US automakers at the brink as oil surges
For two years, U.S. automakers have told investors, creditors and workers to remain patient with a wrenching, industry-wide restructuring because a turnaround was just around the corner.
But with oil prices surging, the U.S. auto market bumping along at near-decade lows and ever more Americans defecting from trucks and sport utility vehicles, a new risk looms for Detroit: the future may be slipping out of its control.
Ford Motor Co's warning on Thursday that it would miss its goal of returning to profitability in 2009 underscored the growing economic pressure on the battered industry.
For now, Ford, General Motors Corp and Chrysler LLC have the cash and credit to weather a continued slump as they play for time by selling more assets and raising financing, according to equity and credit analysts.
They have some levers to pull and some time to work it out, said Pete Hastings, a bond analyst with Morgan Keegan.
But if the U.S. auto market fails to bottom out in 2008 or if oil prices rise unabated, the threat of failure grows in an industry struggling with a third straight year of lower sales.
Toyota Motor Corp and Nissan Motor Co have also both warned that the U.S. industry would hurt results, but both remain profitable and neither relies as heavily on truck sales as the Detroit Three.
In the meantime, U.S. gasoline prices have been climbing steadily, and as the average price crossed $3.50 per gallon this month, Ford saw signs of worse trouble ahead.
We saw a real change in the industry demand for pickup trucks and SUVs in the first two weeks of May, Ford Chief Executive Alan Mulally said. It seemed to us that we reached a tipping point where customers began shifting away from these vehicles at an accelerated rate.
Or as Erich Merkle, director of forecasting for consulting firm IRN Inc, put it: What we are seeing is a massive rotation out of trucks and into cars.
As of April, GM, Ford and Chrysler had already seen their combined share of the U.S. market slip below 50 percent. By contrast, at its recent peak in 1980, GM alone had 45 percent.
But Toyota overtook Ford as the number-two player in the U.S. market in 2007, and Honda Motor Co is on track to unseat Chrysler as number three.
Driving that gain is the market-leading fuel economy of Honda's fleet and a line-up that relies on light trucks for about 43 percent of sales versus Chrysler's 68 percent.
In the short term, all three companies will suffer from misaligned product portfolios, Fitch Ratings Managing Director Mark Oline said.
Peter Morici, a University of Maryland economist and a critic of the strategic thinking in Detroit, questioned whether the crisis had fully sunk in, even now.
It is a question in my mind whether Chrysler and Ford will both be around and I don't know that management at either place has fully reckoned with that reality and built that into their thinking -- that they are really in a survival mode, not a fix mode, Morici said.
WRONG PLACE AT THE WRONG TIME
U.S. auto sales are on track to drop as low as 15 million units this year, a sharp contraction from 16.15 million a year earlier that none of the major automakers had called heading into 2008. Now the focus is on the prospects for 2009 as hopes fade for a second-half recovery.

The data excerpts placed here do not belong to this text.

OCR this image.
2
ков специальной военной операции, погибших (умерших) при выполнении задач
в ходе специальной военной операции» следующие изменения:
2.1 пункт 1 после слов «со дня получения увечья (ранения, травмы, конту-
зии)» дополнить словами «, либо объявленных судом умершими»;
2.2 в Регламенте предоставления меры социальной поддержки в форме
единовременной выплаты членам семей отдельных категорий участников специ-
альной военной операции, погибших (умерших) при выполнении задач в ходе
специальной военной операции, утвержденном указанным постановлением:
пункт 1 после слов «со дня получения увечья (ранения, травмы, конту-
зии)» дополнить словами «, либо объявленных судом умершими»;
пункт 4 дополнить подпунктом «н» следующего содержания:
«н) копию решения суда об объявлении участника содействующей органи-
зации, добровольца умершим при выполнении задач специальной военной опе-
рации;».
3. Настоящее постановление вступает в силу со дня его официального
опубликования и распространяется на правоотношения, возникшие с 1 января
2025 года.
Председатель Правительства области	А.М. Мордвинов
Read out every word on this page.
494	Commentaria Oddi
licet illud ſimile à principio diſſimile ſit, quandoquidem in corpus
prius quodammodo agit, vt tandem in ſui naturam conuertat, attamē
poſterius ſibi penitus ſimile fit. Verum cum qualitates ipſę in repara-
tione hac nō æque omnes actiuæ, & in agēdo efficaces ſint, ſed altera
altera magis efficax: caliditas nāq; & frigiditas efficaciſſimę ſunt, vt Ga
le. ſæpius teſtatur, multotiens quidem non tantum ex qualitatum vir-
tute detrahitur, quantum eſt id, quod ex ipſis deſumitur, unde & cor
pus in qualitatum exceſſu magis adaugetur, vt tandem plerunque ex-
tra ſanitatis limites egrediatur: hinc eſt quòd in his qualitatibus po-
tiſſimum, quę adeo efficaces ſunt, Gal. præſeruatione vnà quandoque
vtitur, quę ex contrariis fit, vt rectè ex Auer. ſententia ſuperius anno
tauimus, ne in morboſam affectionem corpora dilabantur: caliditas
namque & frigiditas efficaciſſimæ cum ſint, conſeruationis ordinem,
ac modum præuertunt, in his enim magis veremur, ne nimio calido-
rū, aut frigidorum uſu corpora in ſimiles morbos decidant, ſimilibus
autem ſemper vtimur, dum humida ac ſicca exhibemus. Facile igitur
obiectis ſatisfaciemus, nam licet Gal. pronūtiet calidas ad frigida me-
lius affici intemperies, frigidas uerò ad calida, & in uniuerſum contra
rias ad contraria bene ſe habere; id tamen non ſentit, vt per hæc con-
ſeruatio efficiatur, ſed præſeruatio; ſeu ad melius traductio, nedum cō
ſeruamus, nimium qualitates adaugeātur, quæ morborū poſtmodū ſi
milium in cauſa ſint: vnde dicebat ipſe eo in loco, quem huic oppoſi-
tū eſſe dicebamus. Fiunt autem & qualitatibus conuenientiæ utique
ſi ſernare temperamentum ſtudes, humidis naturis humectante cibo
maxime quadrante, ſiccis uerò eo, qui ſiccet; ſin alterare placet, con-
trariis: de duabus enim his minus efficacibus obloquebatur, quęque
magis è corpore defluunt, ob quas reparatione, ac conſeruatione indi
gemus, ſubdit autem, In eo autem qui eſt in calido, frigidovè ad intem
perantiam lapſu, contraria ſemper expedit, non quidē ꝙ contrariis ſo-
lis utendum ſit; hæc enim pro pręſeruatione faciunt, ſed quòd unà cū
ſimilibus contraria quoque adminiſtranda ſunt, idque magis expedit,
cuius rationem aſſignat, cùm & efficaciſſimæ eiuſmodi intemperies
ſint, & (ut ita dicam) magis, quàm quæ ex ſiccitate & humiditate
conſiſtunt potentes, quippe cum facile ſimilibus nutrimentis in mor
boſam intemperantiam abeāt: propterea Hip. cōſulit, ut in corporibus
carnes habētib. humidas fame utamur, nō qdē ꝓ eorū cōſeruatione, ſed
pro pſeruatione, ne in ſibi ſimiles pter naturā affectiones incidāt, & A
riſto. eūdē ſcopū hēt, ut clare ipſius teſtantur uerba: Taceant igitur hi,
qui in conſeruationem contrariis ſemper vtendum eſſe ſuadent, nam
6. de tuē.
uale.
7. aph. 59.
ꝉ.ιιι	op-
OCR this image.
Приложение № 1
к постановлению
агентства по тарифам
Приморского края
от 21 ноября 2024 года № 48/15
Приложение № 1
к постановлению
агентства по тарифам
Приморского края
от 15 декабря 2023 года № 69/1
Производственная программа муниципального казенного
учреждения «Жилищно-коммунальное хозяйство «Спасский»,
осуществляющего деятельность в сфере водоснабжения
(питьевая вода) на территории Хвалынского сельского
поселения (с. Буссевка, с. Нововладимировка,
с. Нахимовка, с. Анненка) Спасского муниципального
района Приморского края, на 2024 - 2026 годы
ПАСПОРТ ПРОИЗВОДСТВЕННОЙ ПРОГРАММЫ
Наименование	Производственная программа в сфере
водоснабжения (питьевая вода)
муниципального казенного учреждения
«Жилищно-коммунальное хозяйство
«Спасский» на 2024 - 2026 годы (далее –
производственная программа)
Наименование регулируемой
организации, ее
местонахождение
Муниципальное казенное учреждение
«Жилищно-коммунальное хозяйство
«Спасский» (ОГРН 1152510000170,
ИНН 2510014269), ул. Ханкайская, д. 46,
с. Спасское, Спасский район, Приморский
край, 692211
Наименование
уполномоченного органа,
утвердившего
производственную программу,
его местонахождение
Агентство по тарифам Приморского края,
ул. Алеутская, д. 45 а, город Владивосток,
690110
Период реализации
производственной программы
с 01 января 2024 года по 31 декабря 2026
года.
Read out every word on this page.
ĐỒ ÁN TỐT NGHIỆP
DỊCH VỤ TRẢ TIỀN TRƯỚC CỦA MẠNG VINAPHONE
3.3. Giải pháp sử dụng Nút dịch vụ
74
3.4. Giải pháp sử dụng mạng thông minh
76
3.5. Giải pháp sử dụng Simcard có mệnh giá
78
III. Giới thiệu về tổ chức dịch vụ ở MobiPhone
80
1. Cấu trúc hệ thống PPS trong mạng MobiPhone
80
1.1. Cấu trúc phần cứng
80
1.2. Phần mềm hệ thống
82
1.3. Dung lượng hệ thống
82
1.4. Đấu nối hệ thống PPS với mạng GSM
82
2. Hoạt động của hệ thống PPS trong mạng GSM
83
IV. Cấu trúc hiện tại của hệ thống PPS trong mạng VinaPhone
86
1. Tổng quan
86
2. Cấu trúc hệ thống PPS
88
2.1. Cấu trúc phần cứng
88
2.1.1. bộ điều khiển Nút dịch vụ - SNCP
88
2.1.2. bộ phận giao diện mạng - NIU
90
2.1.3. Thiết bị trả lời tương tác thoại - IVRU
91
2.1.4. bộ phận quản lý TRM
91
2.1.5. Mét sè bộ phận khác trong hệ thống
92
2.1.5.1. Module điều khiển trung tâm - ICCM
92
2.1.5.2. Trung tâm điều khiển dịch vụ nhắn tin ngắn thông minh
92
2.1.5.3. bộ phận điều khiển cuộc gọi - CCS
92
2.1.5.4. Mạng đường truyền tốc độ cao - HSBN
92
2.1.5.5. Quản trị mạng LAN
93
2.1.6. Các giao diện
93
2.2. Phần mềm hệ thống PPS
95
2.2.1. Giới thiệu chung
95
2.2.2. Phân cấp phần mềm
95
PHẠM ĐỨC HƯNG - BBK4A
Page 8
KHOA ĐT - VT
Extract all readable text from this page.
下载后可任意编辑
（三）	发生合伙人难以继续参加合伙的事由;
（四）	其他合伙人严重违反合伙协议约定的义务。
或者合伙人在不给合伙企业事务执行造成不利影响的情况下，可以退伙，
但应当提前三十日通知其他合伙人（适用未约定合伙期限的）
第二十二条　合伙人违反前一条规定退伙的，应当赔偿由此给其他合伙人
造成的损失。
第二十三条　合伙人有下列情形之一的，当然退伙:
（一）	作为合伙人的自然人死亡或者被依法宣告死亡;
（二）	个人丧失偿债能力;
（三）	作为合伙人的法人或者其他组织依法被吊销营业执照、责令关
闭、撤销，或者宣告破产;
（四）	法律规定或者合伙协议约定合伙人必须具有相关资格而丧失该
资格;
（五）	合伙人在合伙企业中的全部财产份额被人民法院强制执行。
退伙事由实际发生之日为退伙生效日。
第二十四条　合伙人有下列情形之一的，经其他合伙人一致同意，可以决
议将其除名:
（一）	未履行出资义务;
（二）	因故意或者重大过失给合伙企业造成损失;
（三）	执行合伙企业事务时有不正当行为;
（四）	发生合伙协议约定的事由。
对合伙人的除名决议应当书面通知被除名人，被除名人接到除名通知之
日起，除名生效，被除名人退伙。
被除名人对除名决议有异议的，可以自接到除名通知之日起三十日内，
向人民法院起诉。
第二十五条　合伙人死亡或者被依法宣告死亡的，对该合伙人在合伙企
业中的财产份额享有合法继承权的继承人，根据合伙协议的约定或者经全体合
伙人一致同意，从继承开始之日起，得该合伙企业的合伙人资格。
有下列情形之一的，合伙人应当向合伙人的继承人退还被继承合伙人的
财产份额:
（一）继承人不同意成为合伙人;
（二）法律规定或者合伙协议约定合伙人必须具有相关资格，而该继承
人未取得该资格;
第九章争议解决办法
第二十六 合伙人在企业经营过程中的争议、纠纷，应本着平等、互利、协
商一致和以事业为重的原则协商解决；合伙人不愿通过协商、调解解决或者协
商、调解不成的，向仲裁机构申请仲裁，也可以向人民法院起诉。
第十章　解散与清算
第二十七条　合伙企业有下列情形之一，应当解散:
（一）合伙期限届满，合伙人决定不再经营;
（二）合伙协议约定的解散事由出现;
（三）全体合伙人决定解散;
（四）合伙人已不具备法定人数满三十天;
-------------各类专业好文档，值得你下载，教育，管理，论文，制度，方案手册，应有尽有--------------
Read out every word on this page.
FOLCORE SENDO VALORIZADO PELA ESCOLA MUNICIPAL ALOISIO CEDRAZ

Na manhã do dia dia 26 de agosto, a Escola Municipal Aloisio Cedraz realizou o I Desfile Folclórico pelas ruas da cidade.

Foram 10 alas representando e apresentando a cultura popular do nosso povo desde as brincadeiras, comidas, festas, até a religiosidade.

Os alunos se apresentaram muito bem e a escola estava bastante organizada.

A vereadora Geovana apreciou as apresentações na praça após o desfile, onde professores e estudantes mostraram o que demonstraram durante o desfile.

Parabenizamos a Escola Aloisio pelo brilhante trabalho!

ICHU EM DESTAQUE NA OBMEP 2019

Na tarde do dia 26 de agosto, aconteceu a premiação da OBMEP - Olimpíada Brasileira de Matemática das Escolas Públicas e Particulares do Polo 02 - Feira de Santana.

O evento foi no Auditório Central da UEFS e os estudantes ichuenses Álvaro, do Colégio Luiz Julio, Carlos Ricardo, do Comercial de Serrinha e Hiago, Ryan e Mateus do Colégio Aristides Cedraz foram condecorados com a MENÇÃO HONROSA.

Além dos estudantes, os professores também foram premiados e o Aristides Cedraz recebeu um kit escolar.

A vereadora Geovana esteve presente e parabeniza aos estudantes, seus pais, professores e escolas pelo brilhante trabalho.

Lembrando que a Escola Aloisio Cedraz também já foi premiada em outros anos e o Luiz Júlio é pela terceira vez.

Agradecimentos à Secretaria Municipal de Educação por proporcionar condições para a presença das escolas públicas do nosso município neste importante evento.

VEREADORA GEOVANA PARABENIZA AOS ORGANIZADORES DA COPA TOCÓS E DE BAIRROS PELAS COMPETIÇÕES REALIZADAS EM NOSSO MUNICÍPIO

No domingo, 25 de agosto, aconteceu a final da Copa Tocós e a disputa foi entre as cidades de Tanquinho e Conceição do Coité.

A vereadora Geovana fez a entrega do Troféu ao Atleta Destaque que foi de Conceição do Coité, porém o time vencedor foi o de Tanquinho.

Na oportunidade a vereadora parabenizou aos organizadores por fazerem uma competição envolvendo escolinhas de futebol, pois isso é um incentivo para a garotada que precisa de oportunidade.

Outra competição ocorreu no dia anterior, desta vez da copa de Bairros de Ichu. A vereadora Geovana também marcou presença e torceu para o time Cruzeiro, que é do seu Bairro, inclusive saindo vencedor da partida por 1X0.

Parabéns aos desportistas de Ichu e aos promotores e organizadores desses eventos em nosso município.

John Hoffecker, managing partner at AlixPartners, said the consulting firm expects U.S. auto sales to be nearly flat next year, near 15 million units. We don't think the fundamentals will change that dramatically, he said.
That could upset even cautious industry plans -- just as forecasts for a steep drop in 2008 sales were initially dismissed by most executives as too bearish.
By some measures, the pressure may be greatest on Chrysler, now owned by private equity firm Cerberus Capital Management CBS.UL. Private equity invested a record $18.6 billion in the auto industry in 2007, when company valuations were higher and debt costs were lower, according to AlixPartners.
The result: They need to see improvements that are even greater than the rest of the industry, Hoffecker said.
In the meantime, Detroit could still catch a break from moderating fuel prices and for commodities like steel that have driven the average vehicle cost up by some $900 this year.
From 2010, the Detroit automakers will start to see bigger savings from a cost-cutting U.S. labor contract as health care costs shift to a trust fund aligned with the United Auto Workers union and off their books.
All this boils down to can they survive the next 18 months to 24 months, said Robert Streda, an analyst with credit rating agency DBRS. I think they have enough liquidity to get through, unless the U.S. market falls down a lot farther than it already has, and I would see that as being unlikely.
The cost of protecting Ford and GM debt through credit default swaps spiked in March and has remained higher than late 2007 levels since.
The Chicago Board Options Exchange has a parallel option contract on Ford and GM. The contracts, which remain lightly traded, would pay out if either automaker filed for bankruptcy or defaulted on payments before September 2012.
Indicative prices point to a roughly 48 percent default risk for Ford and a 47 percent risk for GM over that period.